Abstraction And Representation
2 September 2010 – 30 September 2010

This was the exhibition that I presented in the Vardy Gallery for my PhD in September 2010. A copy of the full transcript of my PhD as a downloadable PDF is available below.
Below is the text for the introductory panel in the exhibition.
Mike’s work explores the interrelated nature of ecological and cultural ideas through a detailed study of local environments and (through walking) our embodied engagement with ‘landscape’.
It charts the tensions between abstraction and representation. His images and colours are abstract and arrived at intuitively; his text is poetic but place specific. He maintains that our perception of the world is phenomenological – it is active and multi-layered and so the act of walking through the environment is central to Mike’s work.
The experience of walking is arguably one of the most egalitarian ways in which we can perceive and interact with the richness of the world in all its natural, social and political complexity. Urban walkers from the northern industrial cities were amongst the first groups of people in the 19th Century to challenge the view that the rights of property in the countryside were absolute.

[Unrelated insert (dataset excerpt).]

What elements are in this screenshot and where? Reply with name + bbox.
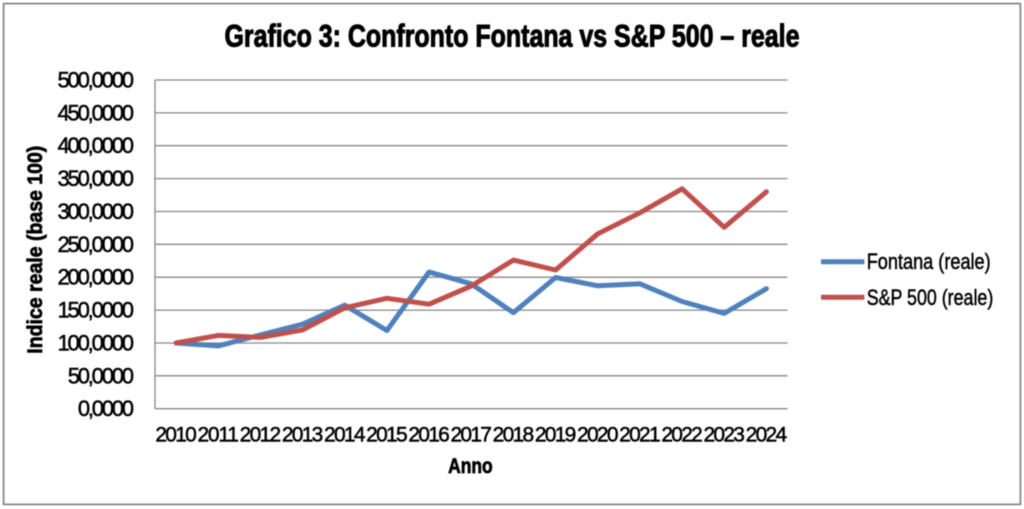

Victorian ‘ramblers’ tore down illegal obstructions on footpaths and the most famous ‘direct action’ for access to the countryside in the 20th Century was the mass trespass on Kinder Scout in the Peak District.

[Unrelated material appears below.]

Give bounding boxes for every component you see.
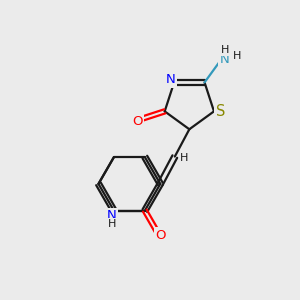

These new works reflect a twenty first century perspective on the relationship between contemporary society and the roots from which our understanding of natural processes comes from; a relationship based more on our direct experience of the environment than on hierarchies of class and ownership.
In Grasses, Strother Hills; Summer,Strother Hills; November, Bullfinches, Strother Hills andStrother Hills the colours in the pictures do not directly represent the colours of particular grasses, birds, flowers or landscape. However, they are an expression of a general experience of place, and are used intuitively to reflect that experience. On the other hand, the words, used poetically, do describe a particular aspect of the place – a kind of shorthand for the ecological framework of what is, in fact, a mixture of semi-natural and reclaimed woodland and grassland in the Derwent Valley. The text refers to some of the common species of flora and fauna encountered whilst walking across this land.
24 Birds of Fisherman’s Path recalls a series of walks Mike did with his family in the early 1960’s from Freshfield Station along Fisherman’s Path on the Sefton Coast, north of Liverpool. As a young boy living in suburban Litherland, this walk through the pine woods, slacks, saltmarsh and sand dunes fired his interest in walking, natural history and the environment. The work is based on memory and many of the names of the birds which were seen by Mike and his two brothers (who are both now keen ornithologists) are historically local to Lancashire – for instance, Mike can remember calling a hedge sparrow a spadger!
Craw (Rook), Woofell (Blackbird), Doney (Dunnock), Mawp (Bullfinch), Fell Peggy (Willow Warbler), Bodkin (Reed Bunting), Stanechaker (Wheatear), Chitty (Meadow Pipit), Swat (Redshank), Learock (Skylark), Doup (Carrion Crow), Throstle (Song Thrush), Ullet, (Tawny Owl), Spadger (House Sparrow), Deviling (Swift), Purres (Dunlin), Haggister (Magpie), Snent (Sanderling), Cruchet (Woodpigeon), Whaup (Curlew), Youlring (Yellow Hammer), Crakle (Mistle Thrush), Tewit (Lapwing), Gowk (Cuckoo).